Franklin wusste, wie wichtig es war, den Glamour des Todes nicht zu zerstören. Von dem Blut und der Gallenflüssigkeit, von dem Geruch und von dem Schleim […] Von solchen Details wollte niemand etwas hören.
Fast in einem Rutsch habe ich „Neun“ ausgelesen, so unfassbar spannend war es! Was dem Klappentext (und zugegeben auch meiner Zusammenfassung) nach wie ein beliebiges Jugendbuch klingt, ist in Wahrheit so viel besser, denn hinter den hoch angesehenen Wiedergeburten und dem Glamour des Todes steckt mehr als nur die Erfüllung des Lebensplans: Umweltschutz ist eine wichtige Thematik, denn alle Charaktere in diesem Buch nehmen ausschließlich Soja-Produkte zu sich. Auch, dass die Überbevölkerung eine zentrale Rolle spielt, finde ich sehr interessant. Jedoch gibt es eine Sache, die mir sauer aufstößt: Alle Menschen, die eines ihrer Leben auslöschen, sich also umbringen, wachen inmitten eines Sees auf – in einem verbesserten Körper. Das ist nicht das Problem, sondern dass die Leichen der „alten“ Körper immer noch an Ort und Stelle liegen. Die Erde hat also nicht nur die Überbevölkerung zum Problem, sondern auch ein extrem gesteigertes Aufkommen an Leichen. Diese werden entweder fachmännisch „verschwinden gelassen“ oder eben verbrannt. Man sollte meinen, dass dieser Aspekt auch ein wenig Beachtung vom Autor erhält, doch dem ist leider nicht so.

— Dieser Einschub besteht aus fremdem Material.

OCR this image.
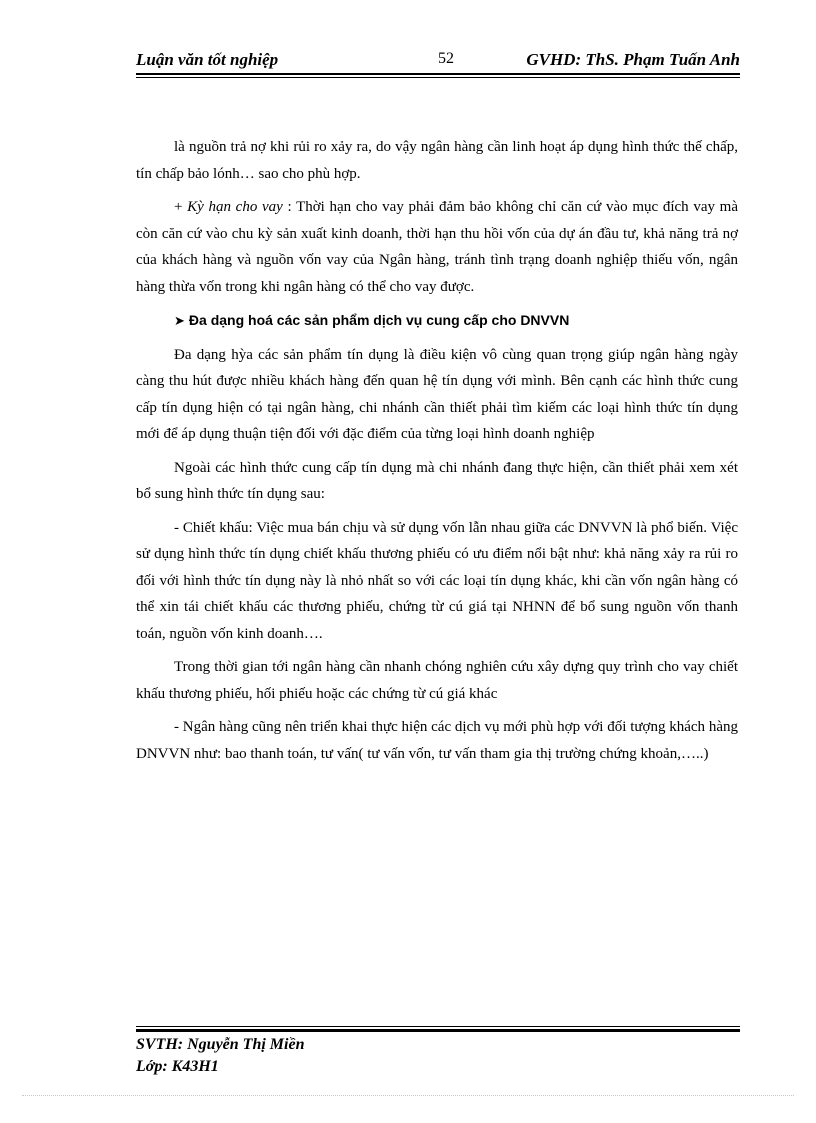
Luận văn tốt nghiệp	52	GVHD: ThS. Phạm Tuấn Anh

là nguồn trả nợ khi rủi ro xảy ra, do vậy ngân hàng cần linh hoạt áp dụng hình thức thế chấp, tín chấp bảo lónh… sao cho phù hợp.

+ Kỳ hạn cho vay : Thời hạn cho vay phải đảm bảo không chỉ căn cứ vào mục đích vay mà còn căn cứ vào chu kỳ sản xuất kinh doanh, thời hạn thu hồi vốn của dự án đầu tư, khả năng trả nợ của khách hàng và nguồn vốn vay của Ngân hàng, tránh tình trạng doanh nghiệp thiếu vốn, ngân hàng thừa vốn trong khi ngân hàng có thể cho vay được.

➤ Đa dạng hoá các sản phẩm dịch vụ cung cấp cho DNVVN

Đa dạng hỳa các sản phẩm tín dụng là điều kiện vô cùng quan trọng giúp ngân hàng ngày càng thu hút được nhiều khách hàng đến quan hệ tín dụng với mình. Bên cạnh các hình thức cung cấp tín dụng hiện có tại ngân hàng, chi nhánh cần thiết phải tìm kiếm các loại hình thức tín dụng mới để áp dụng thuận tiện đối với đặc điểm của từng loại hình doanh nghiệp

Ngoài các hình thức cung cấp tín dụng mà chi nhánh đang thực hiện, cần thiết phải xem xét bổ sung hình thức tín dụng sau:

- Chiết khấu: Việc mua bán chịu và sử dụng vốn lẫn nhau giữa các DNVVN là phổ biến. Việc sử dụng hình thức tín dụng chiết khấu thương phiếu có ưu điểm nổi bật như: khả năng xảy ra rủi ro đối với hình thức tín dụng này là nhỏ nhất so với các loại tín dụng khác, khi cần vốn ngân hàng có thể xin tái chiết khấu các thương phiếu, chứng từ cú giá tại NHNN để bổ sung nguồn vốn thanh toán, nguồn vốn kinh doanh….

Trong thời gian tới ngân hàng cần nhanh chóng nghiên cứu xây dựng quy trình cho vay chiết khấu thương phiếu, hối phiếu hoặc các chứng từ cú giá khác

- Ngân hàng cũng nên triển khai thực hiện các dịch vụ mới phù hợp với đối tượng khách hàng DNVVN như: bao thanh toán, tư vấn( tư vấn vốn, tư vấn tham gia thị trường chứng khoản,…..)

SVTH: Nguyễn Thị Miền
Lớp: K43H1
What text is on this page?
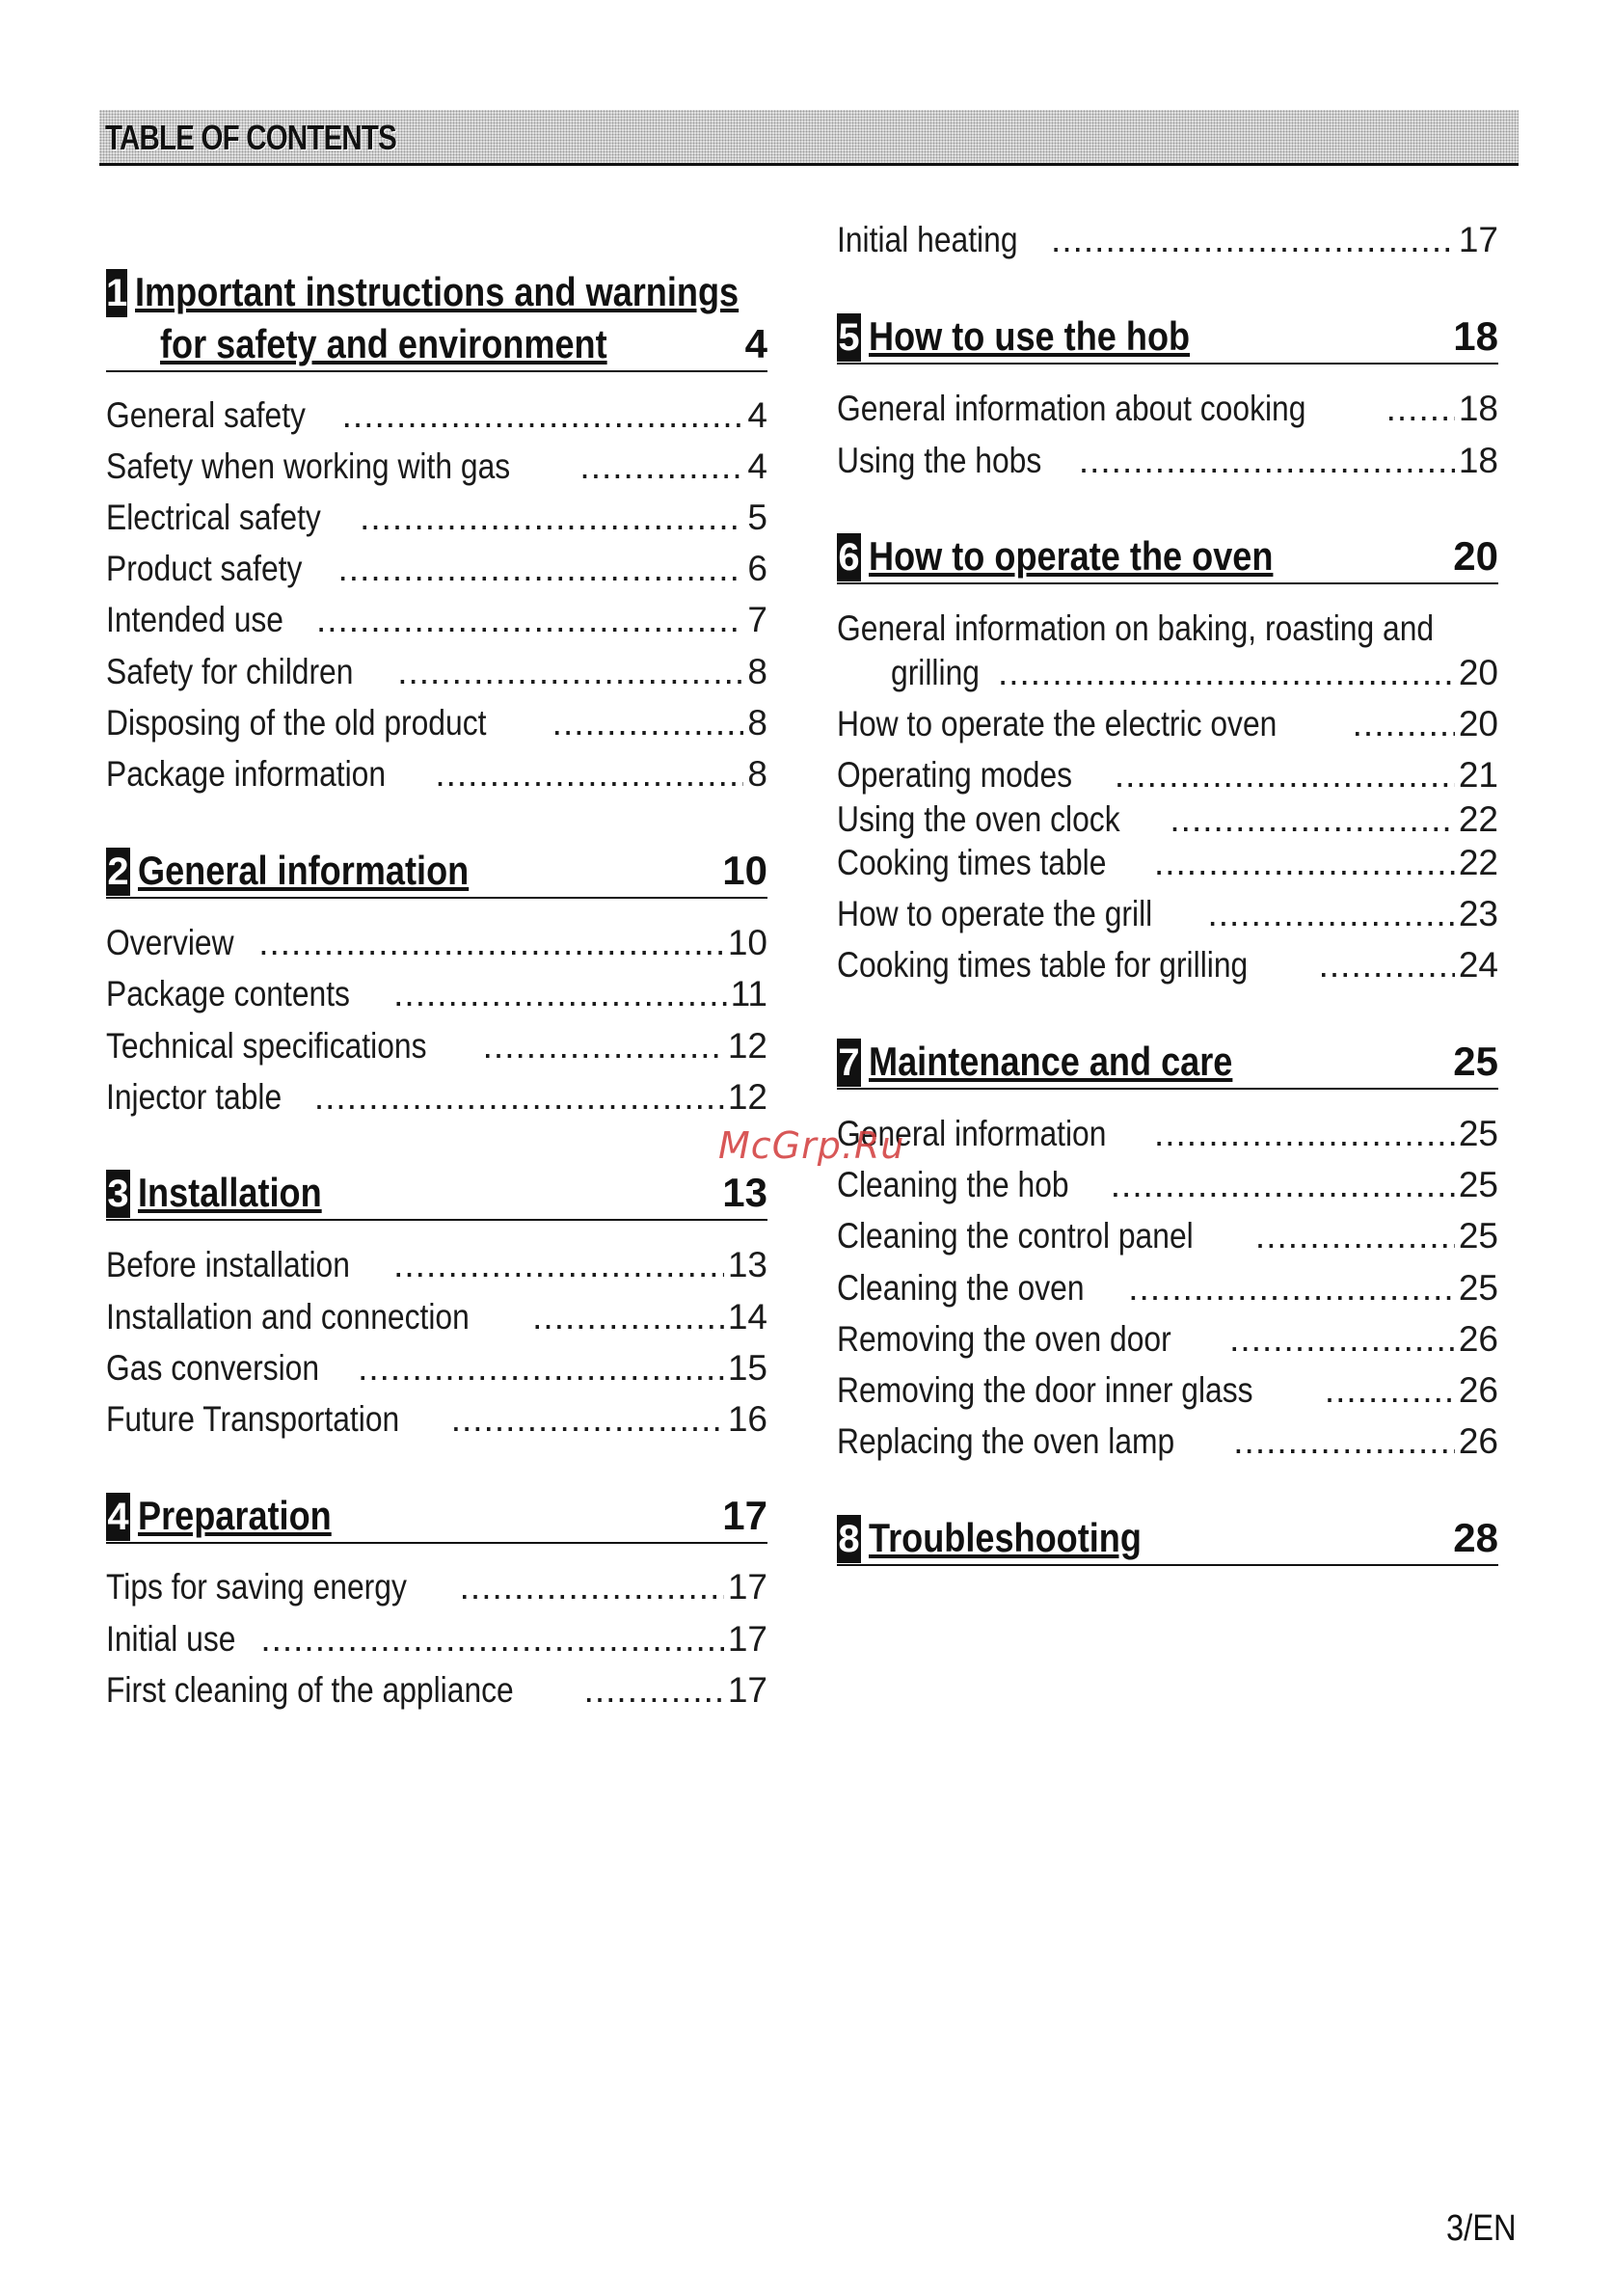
TABLE OF CONTENTS
1 Important instructions and warnings
for safety and environment	4
General safety .....	4
Safety when working with gas .....	4
Electrical safety .....	5
Product safety .....	6
Intended use .....	7
Safety for children .....	8
Disposing of the old product .....	8
Package information .....	8
2 General information	10
Overview .....	10
Package contents .....	11
Technical specifications .....	12
Injector table .....	12
3 Installation	13
Before installation .....	13
Installation and connection .....	14
Gas conversion .....	15
Future Transportation .....	16
4 Preparation	17
Tips for saving energy .....	17
Initial use .....	17
First cleaning of the appliance .....	17
Initial heating .....	17
5 How to use the hob	18
General information about cooking .....	18
Using the hobs .....	18
6 How to operate the oven	20
General information on baking, roasting and
grilling .....	20
How to operate the electric oven .....	20
Operating modes .....	21
Using the oven clock .....	22
Cooking times table .....	22
How to operate the grill .....	23
Cooking times table for grilling .....	24
7 Maintenance and care	25
General information .....	25
Cleaning the hob .....	25
Cleaning the control panel .....	25
Cleaning the oven .....	25
Removing the oven door .....	26
Removing the door inner glass .....	26
Replacing the oven lamp .....	26
8 Troubleshooting	28
McGrp.Ru
3/EN
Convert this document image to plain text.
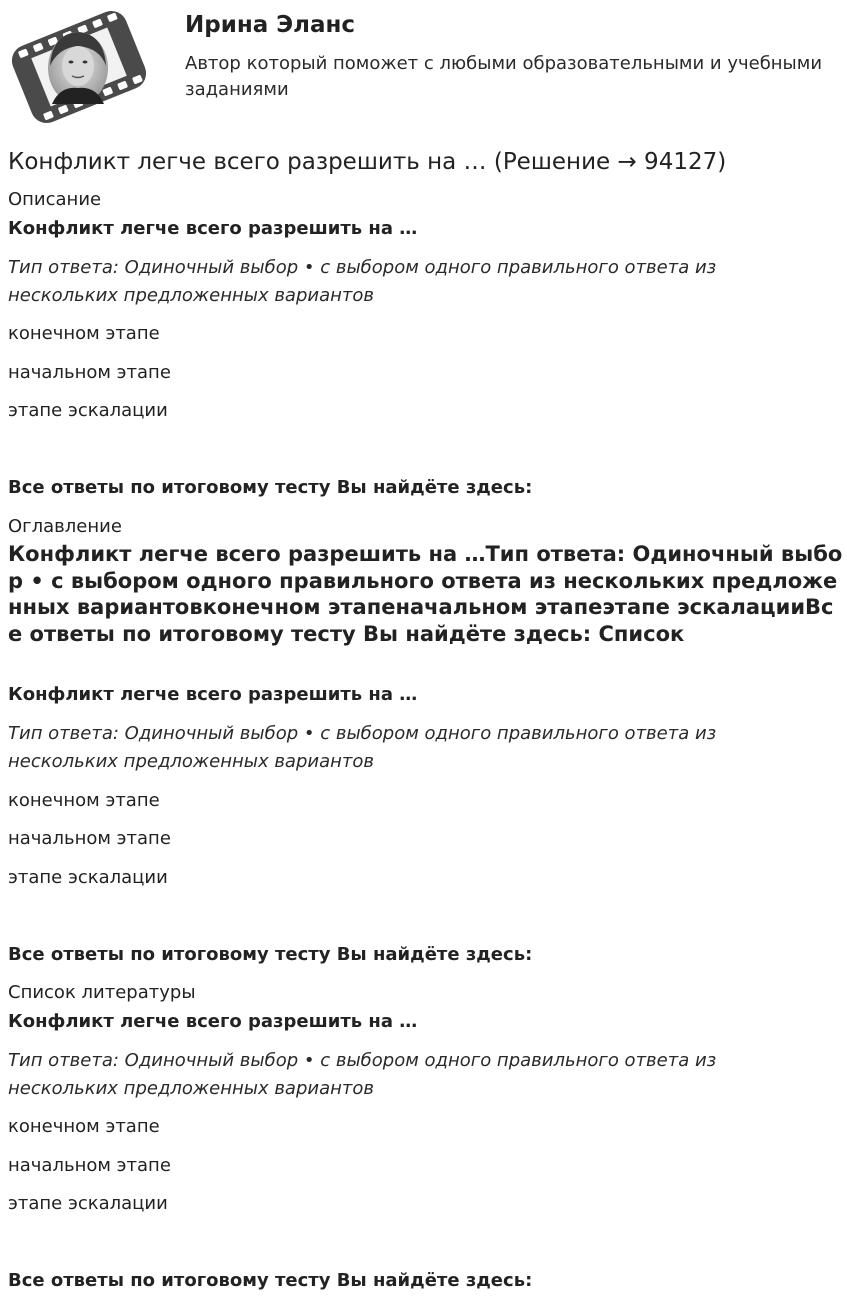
Ирина Эланс

Автор который поможет с любыми образовательными и учебными заданиями

Конфликт легче всего разрешить на … (Решение → 94127)

Описание

Конфликт легче всего разрешить на …

Тип ответа: Одиночный выбор • с выбором одного правильного ответа из нескольких предложенных вариантов

конечном этапе

начальном этапе

этапе эскалации

Все ответы по итоговому тесту Вы найдёте здесь:

Оглавление

Конфликт легче всего разрешить на …Тип ответа: Одиночный выбор • с выбором одного правильного ответа из нескольких предложенных вариантовконечном этапеначальном этапеэтапе эскалацииВсе ответы по итоговому тесту Вы найдёте здесь: Список

Конфликт легче всего разрешить на …

Тип ответа: Одиночный выбор • с выбором одного правильного ответа из нескольких предложенных вариантов

конечном этапе

начальном этапе

этапе эскалации

Все ответы по итоговому тесту Вы найдёте здесь:

Список литературы

Конфликт легче всего разрешить на …

Тип ответа: Одиночный выбор • с выбором одного правильного ответа из нескольких предложенных вариантов

конечном этапе

начальном этапе

этапе эскалации

Все ответы по итоговому тесту Вы найдёте здесь:
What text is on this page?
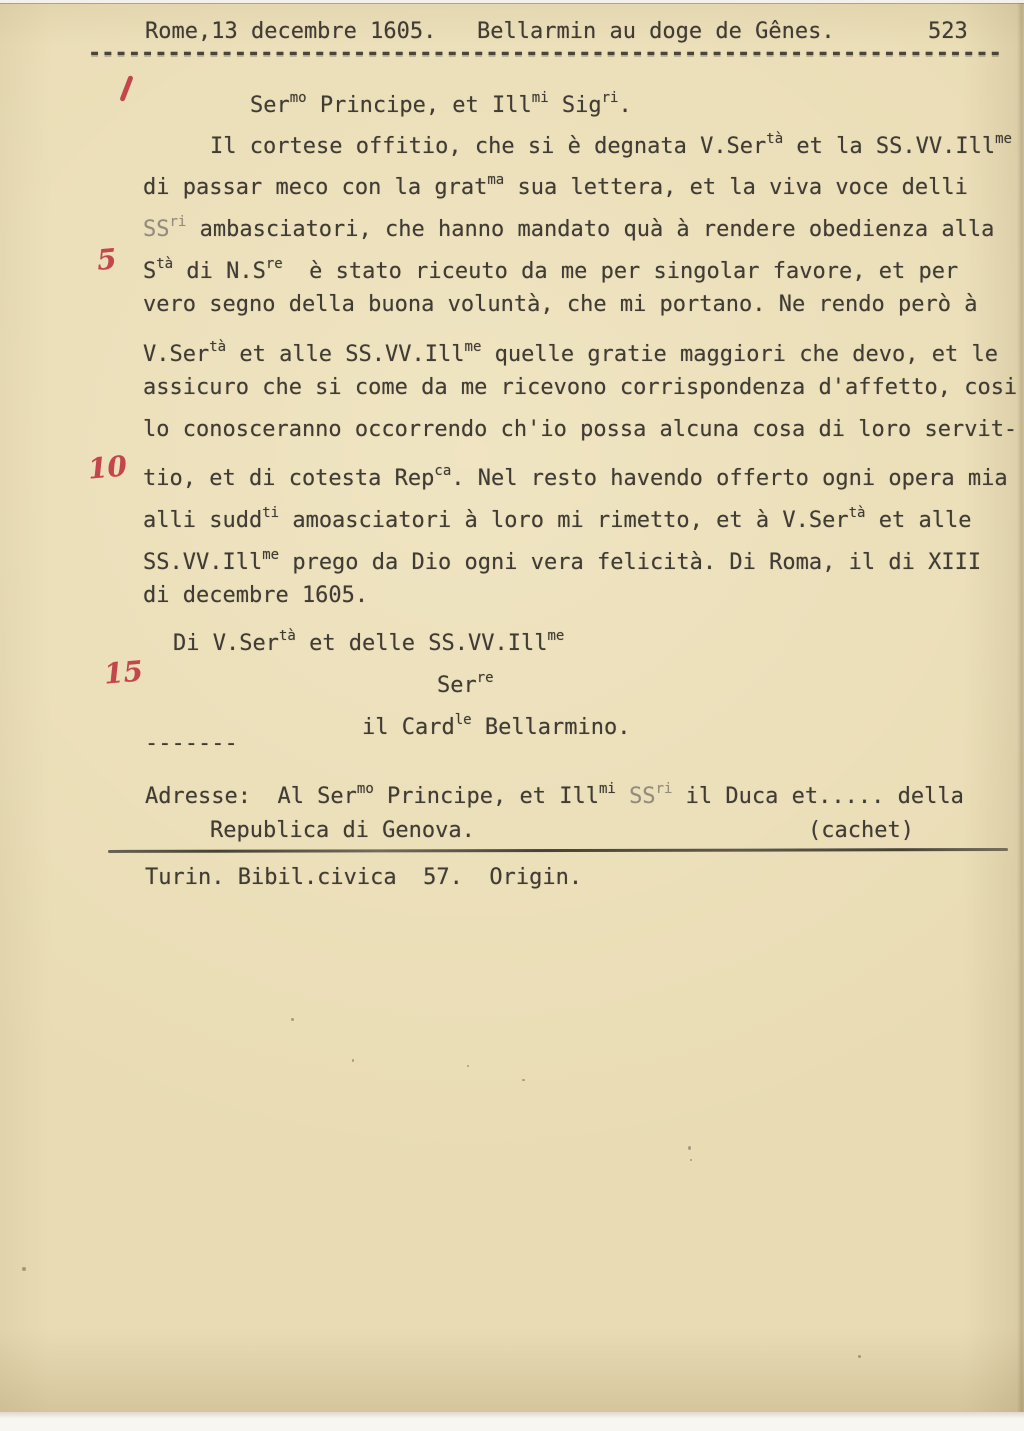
Rome,13 decembre 1605. Bellarmin au doge de Gênes.	523
---------------------------------------------------------------------
Ser$^{mo}$ Principe, et Ill$^{mi}$ Sig$^{ri}$.
Il cortese offitio, che si è degnata V.Ser$^{tà}$ et la SS.VV.Ill$^{me}$
di passar meco con la grat$^{ma}$ sua lettera, et la viva voce delli
$SS^{ri}$ ambasciatori, che hanno mandato quà à rendere obedienza alla
$S^{tà}$ di $N.S^{re}$  è stato riceuto da me per singolar favore, et per
vero segno della buona voluntà, che mi portano. Ne rendo però à
V.Ser$^{tà}$ et alle SS.VV.Ill$^{me}$ quelle gratie maggiori che devo, et le
assicuro che si come da me ricevono corrispondenza d'affetto, cosi
lo conosceranno occorrendo ch'io possa alcuna cosa di loro servit-
tio, et di cotesta Rep$^{ca}$. Nel resto havendo offerto ogni opera mia
alli sudd$^{ti}$ amoasciatori à loro mi rimetto, et à V.Ser$^{tà}$ et alle
SS.VV.Ill$^{me}$ prego da Dio ogni vera felicità. Di Roma, il di XIII
di decembre 1605.
Di V.Ser$^{tà}$ et delle SS.VV.Ill$^{me}$
Ser$^{re}$
il Card$^{le}$ Bellarmino.
-------
Adresse:  Al Ser$^{mo}$ Principe, et Ill$^{mi}$ $SS^{ri}$ il Duca et..... della
Republica di Genova.	(cachet)
Turin. Bibil.civica  57.  Origin.
5
10
15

Der Autor betont jedes Mal, wenn die Kids einen Kakao trinken, dass es sich um einen Soja-Kakao handelt, und auch alle Mahlzeiten werden auf diese Weise betont, doch dass die unfassbar angewachsene Leichenmenge bzw. deren „Entsorgung“ ein Umweltproblem darstellt, findet sich leider in keiner Erwähnung.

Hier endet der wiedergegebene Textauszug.